Lançada a campanha, não tardou para que uma organização denominada Associação Brasileira de Negros Progressistas (ABNP) a criticasse. De acordo com a matéria da Folha de S. Paulo: "A ABNP [...] pediu ao STF (Supremo Tribunal Federal) que processe o ministro José Serra [...] por crime de racismo por causa da apresentação de uma mulher negra na nova publicidade oficial sobre prevenção da AIDS. A entidade sustenta que a imagem da mulher negra está sendo ofendida por ela estar exposta no anúncio publicitário da campanha como prostituta ou 'vulgar e irresponsável' [...]. A associação é a mesma que distribuiu panfletos em vários pontos de São Paulo acusando a Folha e o Datafolha de racismo. [...] 'O governo federal recusa-se a colocar na publicidade (oficial) cidadãos negros em campanhas dignas, mantendo-os invisíveis', sustenta a associação. [...] A ABNP moveu uma representação pedindo que o Supremo inicialmente determine a instauração de inquérito policial e que depois processe e julgue Serra pelo crime de racismo. [...] A Constituição e a legislação brasileiras estabelecem que o racismo é crime inafiançável e imprescritível..." 24.
Na ocasião, representantes governamentais se pronunciaram, defendendo a campanha: "Para o Ministério da Saúde, a campanha não é racista. O Ministério informou ontem que a atriz foi escolhida entre 30 candidatas, grupo que incluía louras, morenas e negras, e que só teria ocorrido racismo se a melhor candidata não pudesse estrelar a campanha pelo fato de ser negra" 24.
Um mês depois, um jornalista da Folha de S. Paulo entrevistou três mulheres ativistas negras e a atriz da campanha 25. Elas se manifestaram de forma bastante distintas.
Nilza Iraci, da Rede Eletrônica de Comunicação de Mulheres Negras (RECON), em conformidade com a ABNP, criticou os estereótipos associados às mulheres negras: "Na década de 70, o movimento feminista denunciava a representação das mulheres, divididas entre 'santas e putas'. A negra nunca foi representada na 'santidade'; sua construção social aconteceu pelo corpo: a mais sexual, lasciva e disponível, ou como a 'mãe preta', um grande peito que sustenta vidas alheias. Os estereótipos ainda continuam. Se queriam uma campanha eficiente deveriam ter consultado especialistas do Movimento Negro para aproveitar melhor o dinheiro público" 25 (p. 38).

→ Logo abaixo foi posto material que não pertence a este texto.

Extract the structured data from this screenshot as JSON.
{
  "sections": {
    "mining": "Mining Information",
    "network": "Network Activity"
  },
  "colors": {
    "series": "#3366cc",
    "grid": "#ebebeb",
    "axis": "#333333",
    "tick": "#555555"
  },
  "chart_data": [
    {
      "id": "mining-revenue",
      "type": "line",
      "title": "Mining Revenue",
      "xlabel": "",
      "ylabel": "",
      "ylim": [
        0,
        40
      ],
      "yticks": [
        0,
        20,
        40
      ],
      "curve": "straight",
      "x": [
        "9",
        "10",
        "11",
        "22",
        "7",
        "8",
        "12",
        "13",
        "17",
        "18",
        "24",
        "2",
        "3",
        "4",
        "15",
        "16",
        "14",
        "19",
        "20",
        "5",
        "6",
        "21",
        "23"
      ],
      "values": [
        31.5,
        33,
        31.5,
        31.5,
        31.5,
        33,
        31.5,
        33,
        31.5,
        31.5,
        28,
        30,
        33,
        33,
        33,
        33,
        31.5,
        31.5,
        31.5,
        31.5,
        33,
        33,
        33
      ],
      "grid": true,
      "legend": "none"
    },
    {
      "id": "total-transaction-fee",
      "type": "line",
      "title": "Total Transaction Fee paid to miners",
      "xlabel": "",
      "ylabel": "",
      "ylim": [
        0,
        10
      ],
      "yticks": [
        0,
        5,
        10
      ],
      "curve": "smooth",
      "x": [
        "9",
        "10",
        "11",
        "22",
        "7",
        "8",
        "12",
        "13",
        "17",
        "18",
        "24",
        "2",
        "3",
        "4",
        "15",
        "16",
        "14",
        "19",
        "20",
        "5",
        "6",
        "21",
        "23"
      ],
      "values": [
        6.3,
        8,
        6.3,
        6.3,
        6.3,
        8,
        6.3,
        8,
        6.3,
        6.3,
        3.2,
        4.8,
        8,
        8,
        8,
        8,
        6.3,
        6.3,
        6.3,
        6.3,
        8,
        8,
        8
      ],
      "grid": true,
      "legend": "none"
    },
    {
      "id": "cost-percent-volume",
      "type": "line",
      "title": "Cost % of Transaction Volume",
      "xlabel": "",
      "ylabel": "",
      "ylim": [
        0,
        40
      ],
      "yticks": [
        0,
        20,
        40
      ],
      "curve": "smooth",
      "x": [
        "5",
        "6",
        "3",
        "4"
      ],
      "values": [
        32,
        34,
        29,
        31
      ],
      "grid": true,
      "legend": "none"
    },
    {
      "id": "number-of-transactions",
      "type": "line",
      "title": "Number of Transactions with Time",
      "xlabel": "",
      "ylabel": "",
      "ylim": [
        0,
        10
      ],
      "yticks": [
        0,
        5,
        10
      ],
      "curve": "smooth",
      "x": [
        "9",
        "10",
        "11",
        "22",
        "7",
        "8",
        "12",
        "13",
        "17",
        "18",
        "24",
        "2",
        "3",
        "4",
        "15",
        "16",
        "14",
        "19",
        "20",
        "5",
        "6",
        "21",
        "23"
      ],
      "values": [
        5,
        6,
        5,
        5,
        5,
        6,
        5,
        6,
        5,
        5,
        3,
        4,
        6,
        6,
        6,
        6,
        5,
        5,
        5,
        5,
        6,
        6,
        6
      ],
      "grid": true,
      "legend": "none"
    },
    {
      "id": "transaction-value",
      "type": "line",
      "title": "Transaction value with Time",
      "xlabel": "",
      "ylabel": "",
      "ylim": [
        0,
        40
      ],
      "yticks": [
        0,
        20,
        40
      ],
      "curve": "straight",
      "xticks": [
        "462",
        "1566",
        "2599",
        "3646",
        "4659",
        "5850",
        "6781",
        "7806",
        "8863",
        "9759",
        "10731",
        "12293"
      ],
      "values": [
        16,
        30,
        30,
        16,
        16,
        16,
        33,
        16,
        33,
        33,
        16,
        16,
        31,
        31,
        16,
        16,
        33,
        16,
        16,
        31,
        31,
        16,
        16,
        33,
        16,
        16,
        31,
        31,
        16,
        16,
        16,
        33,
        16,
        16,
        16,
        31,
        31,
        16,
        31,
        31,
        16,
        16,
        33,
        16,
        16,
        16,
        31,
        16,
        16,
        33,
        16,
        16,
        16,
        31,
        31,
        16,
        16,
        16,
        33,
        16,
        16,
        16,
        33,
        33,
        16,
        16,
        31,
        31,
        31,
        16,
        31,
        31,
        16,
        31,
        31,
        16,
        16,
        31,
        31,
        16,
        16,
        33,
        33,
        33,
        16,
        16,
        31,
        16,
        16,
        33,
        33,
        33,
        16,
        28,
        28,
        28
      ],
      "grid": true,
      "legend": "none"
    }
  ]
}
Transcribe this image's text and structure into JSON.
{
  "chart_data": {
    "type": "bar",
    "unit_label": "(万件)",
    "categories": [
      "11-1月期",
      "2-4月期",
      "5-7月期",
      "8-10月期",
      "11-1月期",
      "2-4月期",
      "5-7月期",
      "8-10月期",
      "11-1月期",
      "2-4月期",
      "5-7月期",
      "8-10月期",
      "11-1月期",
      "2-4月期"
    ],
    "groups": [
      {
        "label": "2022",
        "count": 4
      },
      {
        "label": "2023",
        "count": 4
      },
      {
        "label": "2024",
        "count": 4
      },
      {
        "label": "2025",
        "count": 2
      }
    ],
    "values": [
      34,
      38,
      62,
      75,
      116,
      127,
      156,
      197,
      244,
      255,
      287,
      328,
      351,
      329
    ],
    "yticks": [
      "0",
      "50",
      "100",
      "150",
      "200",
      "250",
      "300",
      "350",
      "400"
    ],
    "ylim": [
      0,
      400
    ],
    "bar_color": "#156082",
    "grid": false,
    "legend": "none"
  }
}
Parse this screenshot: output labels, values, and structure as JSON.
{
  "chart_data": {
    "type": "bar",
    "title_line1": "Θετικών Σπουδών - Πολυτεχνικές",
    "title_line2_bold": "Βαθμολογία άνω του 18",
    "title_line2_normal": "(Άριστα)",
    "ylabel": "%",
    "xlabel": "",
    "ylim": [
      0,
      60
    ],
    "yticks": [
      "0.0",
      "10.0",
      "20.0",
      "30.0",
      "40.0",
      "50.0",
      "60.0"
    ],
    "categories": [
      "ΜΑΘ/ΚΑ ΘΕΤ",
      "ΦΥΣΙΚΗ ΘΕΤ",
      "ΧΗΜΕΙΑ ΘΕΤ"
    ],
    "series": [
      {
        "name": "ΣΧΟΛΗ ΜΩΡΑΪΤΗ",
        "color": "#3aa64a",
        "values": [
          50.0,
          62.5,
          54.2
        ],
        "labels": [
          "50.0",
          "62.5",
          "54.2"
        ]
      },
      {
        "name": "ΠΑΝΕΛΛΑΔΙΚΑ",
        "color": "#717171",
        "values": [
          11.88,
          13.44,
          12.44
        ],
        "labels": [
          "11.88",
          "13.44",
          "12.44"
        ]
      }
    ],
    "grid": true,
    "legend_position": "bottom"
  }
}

Na mesma linha, Sueli Carneiro, coordenadora executiva do Instituto da Mulher Negra (Geledés), sugeriu que não era mera coincidência a escolha de uma atriz negra para o papel da mulher com AIDS, minimizando o risco associado à epidemia no contexto dos demais agravos de saúde e problemas sociais: "O que causa 'estranhamento' é o 'ineditismo' de uma campanha institucional ser conduzida por uma negra retinta, que embora bela e competente atriz, nunca foi cogitada anteriormente para ancorar campanhas pela erradicação do analfabetismo, de combate à miséria, à desnutrição, pela assistência humanizada ao parto, contra o desemprego ou a violência social, temas que são tão ou mais dizimadores do que a epidemia da Aids" 25 (p. 38).
Já Edna Roland, presidente da Organização de Mulheres Negras (Fala Preta!), e em um momento posterior relatora da 3ª Conferência Mundial das Nações Unidas de Combate ao Racismo, Discriminação Racial, Xenofobia e Intolerância Correlata que teve lugar em Durban, na África do Sul, em 2001, apoiou o conteúdo da campanha do governo. Na sua visão, "A mensagem é precisa e apresenta a negra de forma digna. E ainda chama a atenção desse setor da população que enfrenta dificuldade de acesso à saúde e educação. É lamentável a posição retrógrada da Associação dos Negros Progressistas. Para que a AIDS não seja mais um fator de extermínio do povo negro neste país, precisamos de informações e posturas livres de preconceitos" 25 (p. 38).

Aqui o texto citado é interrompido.